La salarié ayant participé à cette séquestration a reçu une nouvelle convocation à un entretien préalable le 19 mars, avec mise à pied conservatoire, puis a finalement été licencié pour faute lourde.

Le salarié a alors saisi la juridiction prud’homale de demandes tendant à l’annulation de son licenciement et au paiement de diverses sommes.

La Cour d’appel de Douai pour annuler le licenciement du salarié, retient deux éléments :

D’une part, elle a estimé que le mouvement de grève était licite car les menaces de sanctions de la direction à l’encontre des salariés du premier mouvement de grève avaient pu être perçues au sein de l’entreprise comme susceptibles de porter atteinte au droit de grève, de sorte que la mobilisation destinée à soutenir les salariés grévistes répondait à un intérêt collectif et professionnel.

D’autre part, la Cour d’appel a estimé que  ni les propos tenus par le salarié le 24 février 2010 lors du mouvement de grève initial, ni son attitude lors de l’entretien préalable au licenciement, ni sa participation à l’action collective du 12 mars suivant ne révélait d’intention de nuire, de sorte que la faute lourde n’était pas caractérisée.

Or, les salariés grévistes ne peuvent faire l’objet d’un licenciement, sauf faute lourde imputable à ces derniers.

En effet, l’article L.2511-1 du Code du travail dispose que :

L’exercice du droit de grève ne peut justifier la rupture du contrat de travail, sauf faute lourde imputable au salarié.

Son exercice ne peut donner lieu à aucune mesure discriminatoire telle que mentionnée à l’article L. 1132-2, notamment en matière de rémunérations et d’avantages sociaux.

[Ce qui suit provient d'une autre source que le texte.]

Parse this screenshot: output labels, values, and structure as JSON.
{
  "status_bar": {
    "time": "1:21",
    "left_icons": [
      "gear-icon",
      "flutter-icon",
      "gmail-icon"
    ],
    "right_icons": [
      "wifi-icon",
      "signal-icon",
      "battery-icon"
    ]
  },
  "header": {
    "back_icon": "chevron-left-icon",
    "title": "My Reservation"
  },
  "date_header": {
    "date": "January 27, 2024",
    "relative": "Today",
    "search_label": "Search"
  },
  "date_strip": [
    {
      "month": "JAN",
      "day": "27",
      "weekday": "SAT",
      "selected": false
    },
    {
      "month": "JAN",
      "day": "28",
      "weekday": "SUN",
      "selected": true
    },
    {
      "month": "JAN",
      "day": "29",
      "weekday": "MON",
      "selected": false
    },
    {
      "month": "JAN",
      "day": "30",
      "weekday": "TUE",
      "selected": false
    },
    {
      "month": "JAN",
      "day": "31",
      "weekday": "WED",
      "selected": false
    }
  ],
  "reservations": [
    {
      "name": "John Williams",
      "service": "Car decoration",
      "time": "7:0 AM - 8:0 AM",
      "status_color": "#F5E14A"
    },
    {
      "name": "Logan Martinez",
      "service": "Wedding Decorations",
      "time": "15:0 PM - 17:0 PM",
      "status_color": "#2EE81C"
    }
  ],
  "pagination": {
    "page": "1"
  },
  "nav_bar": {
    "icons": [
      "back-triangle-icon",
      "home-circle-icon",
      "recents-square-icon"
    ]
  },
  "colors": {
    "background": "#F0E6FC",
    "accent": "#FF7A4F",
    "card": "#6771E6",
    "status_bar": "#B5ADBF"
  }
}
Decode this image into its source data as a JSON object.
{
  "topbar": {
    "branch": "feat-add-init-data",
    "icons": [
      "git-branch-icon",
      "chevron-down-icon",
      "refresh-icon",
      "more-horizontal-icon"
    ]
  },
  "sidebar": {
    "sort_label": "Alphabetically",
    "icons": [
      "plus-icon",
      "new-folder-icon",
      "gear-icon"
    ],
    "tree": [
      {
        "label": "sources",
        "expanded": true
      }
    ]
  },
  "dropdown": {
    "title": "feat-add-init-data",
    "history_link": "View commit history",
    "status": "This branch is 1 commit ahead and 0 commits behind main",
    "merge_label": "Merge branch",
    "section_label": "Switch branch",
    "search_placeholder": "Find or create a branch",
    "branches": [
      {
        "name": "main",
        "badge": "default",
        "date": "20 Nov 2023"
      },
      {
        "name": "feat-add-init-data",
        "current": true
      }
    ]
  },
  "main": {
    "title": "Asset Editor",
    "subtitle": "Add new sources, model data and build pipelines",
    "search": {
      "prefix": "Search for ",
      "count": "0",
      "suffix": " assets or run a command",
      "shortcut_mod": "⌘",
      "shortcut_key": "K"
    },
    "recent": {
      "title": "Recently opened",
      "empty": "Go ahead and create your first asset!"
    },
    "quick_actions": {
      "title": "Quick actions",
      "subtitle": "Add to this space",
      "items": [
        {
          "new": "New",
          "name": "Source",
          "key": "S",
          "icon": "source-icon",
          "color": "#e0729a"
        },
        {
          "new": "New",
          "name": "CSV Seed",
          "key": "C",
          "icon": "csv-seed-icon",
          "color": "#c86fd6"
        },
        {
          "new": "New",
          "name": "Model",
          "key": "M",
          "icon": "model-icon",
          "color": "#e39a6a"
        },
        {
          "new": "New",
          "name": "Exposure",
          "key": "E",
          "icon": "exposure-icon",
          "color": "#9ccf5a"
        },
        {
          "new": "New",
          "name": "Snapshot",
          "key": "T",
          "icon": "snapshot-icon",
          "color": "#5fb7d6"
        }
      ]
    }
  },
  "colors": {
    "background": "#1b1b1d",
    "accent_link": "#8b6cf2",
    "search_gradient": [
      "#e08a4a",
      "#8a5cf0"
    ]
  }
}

Tout licenciement prononcé en absence de faute lourde est nul de plein droit.

Et, la faute lourde est appréciée de manière très restrictive par la jurisprudence, et se caractérise par l’intention de nuire à l’employeur. Lorsque la faute lourde est caractérisée, la salarié ne bénéficie pas de l’indemnité de licenciement, de l’indemnité de préavis, et de l’indemnité compensatrice de congés payés, et peut également être condamné à des dommages-intérêts, raison pour laquelle la notion de faute lourde est appréciée de manière si restrictive par la jurisprudence.

Pour autant, dans cette espèce, la Cour de cassation, saisie de la question par l’employeur, n’a pas suivi l’argumentation de la Cour d’appel de Douai, et a cassé l’arrêt rendu par cette dernière.

En effet, la Cour de cassation a estimé que le salarié avait bien commis une faute lourde en participant à l’action collective au cours de laquelle le directeur des ressources humaines avait été retenu de 11 heures 45 à 15 heures 30 dans son bureau, dont il n’avait pu sortir qu’après l’évacuation par les forces de l’ordre des personnes présentes.